Forest Knolls 11:45 pm Brothers were reportedly about to get into a fight.
Saturday June 7
Forest Knolls 8:27 am Subject arrested on an outstanding warrant. Bolinas 8:40 am Woman woke to find a man outside her house taking pictures of her property with a drone. Man stated he was working on a project but refused to elaborate.
Stinson Beach 12:49 pm A report came in of a 27 yr-old hiker .8 miles from the P-lot trail head had suffered a dislocated shoulder.
Woodacre 2:01 pm Man reported that he had received an empty box from an E-Bay purchase that was supposed to contain an I-Pad.
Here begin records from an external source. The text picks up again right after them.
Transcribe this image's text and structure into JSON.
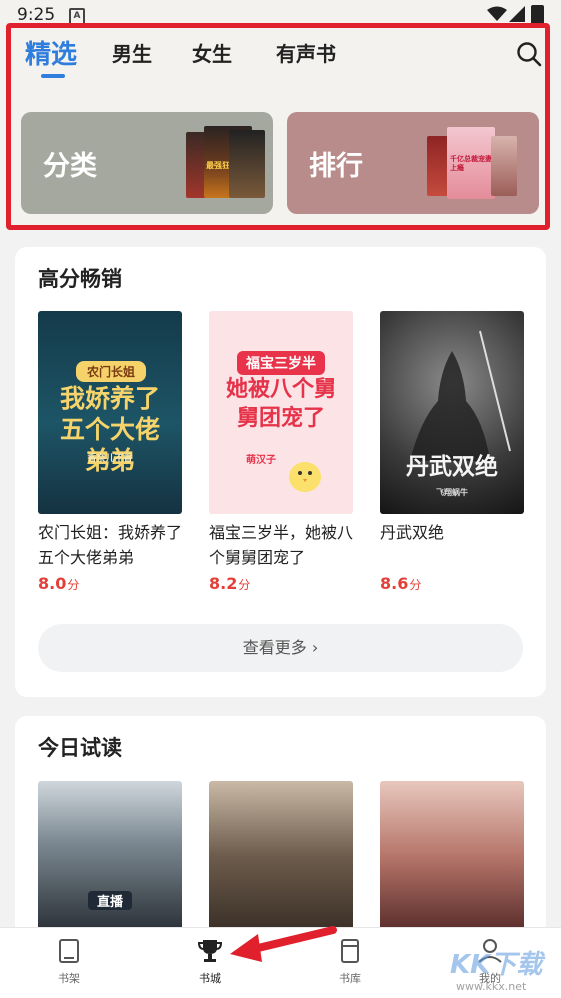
{
  "status_bar": {
    "time": "9:25",
    "notification_letter": "A"
  },
  "top_nav": {
    "tabs": [
      {
        "label": "精选",
        "active": true
      },
      {
        "label": "男生",
        "active": false
      },
      {
        "label": "女生",
        "active": false
      },
      {
        "label": "有声书",
        "active": false
      }
    ],
    "search_icon": "search-icon"
  },
  "category_tiles": [
    {
      "label": "分类",
      "cover_text": "最强狂中"
    },
    {
      "label": "排行",
      "cover_text": "千亿总裁宠妻上瘾"
    }
  ],
  "section_bestsellers": {
    "title": "高分畅销",
    "books": [
      {
        "title": "农门长姐：我娇养了五个大佬弟弟",
        "score": "8.0",
        "unit": "分",
        "cover_tag": "农门长姐",
        "cover_headline": "我娇养了五个大佬弟弟",
        "cover_author": "香奈儿不香"
      },
      {
        "title": "福宝三岁半，她被八个舅舅团宠了",
        "score": "8.2",
        "unit": "分",
        "cover_tag": "福宝三岁半",
        "cover_headline": "她被八个舅舅团宠了",
        "cover_author": "萌汉子"
      },
      {
        "title": "丹武双绝",
        "score": "8.6",
        "unit": "分",
        "cover_headline": "丹武双绝",
        "cover_author": "飞翔蜗牛"
      }
    ],
    "more_label": "查看更多 ›"
  },
  "section_trial": {
    "title": "今日试读",
    "cover_tag": "直播"
  },
  "bottom_tabs": [
    {
      "label": "书架",
      "icon": "bookshelf-icon",
      "active": false
    },
    {
      "label": "书城",
      "icon": "trophy-icon",
      "active": true
    },
    {
      "label": "书库",
      "icon": "library-icon",
      "active": false
    },
    {
      "label": "我的",
      "icon": "profile-icon",
      "active": false
    }
  ],
  "watermark": {
    "brand": "KK下载",
    "url": "www.kkx.net"
  },
  "colors": {
    "accent": "#2f7ddc",
    "score": "#e3403a",
    "frame": "#e0202c"
  }
}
Report taken for fraud.
Forest Knolls 7:38 pm Woman would like advice on how to handle potential issues with her sister and neighbor.
Sunday June 8
Dillon Beach 2:22 am A report of two males wearing sweatshirts while standing on the roof.
Forest Knolls 1:13 pm Son was texted twice this morning by his mother stating, “I love you, Please forgive me.” Mom has a history of suicidal ideation, threats and depression. Deputies contacted mom, who did not meet criteria for involuntary psychiatric hold. Mom’s sister was on her way to mom’s house to make sure everything was okay.
Dillon Beach 1:15 pm Rowdy customers were refusing to leave the premises and were now perched on the dunes. Group soon left without incident.
Point Reyes Station 3:48 pm Woman left her wallet at local establishment yesterday. She called and spoke with owner and was told her wallet had been turned in. Today when she called to see if could pick it up, the employee on-site told her that they didn’t have her wallet. Deputy will contact the owner tomorrow to determine what happened.
Point Reyes Station 8:17 pm Someone called to complain that there is loud music, people screaming and possibly excessive alcohol at a rowdy party. Deputies arrived at what turned out to be a baby shower that was not loud, and was ending shortly.
Forest Knolls 11:42 pm Reporting party states there is a man lying in the middle of the road. Deputies arrived on the scene to find that all parties had gone inside for the night.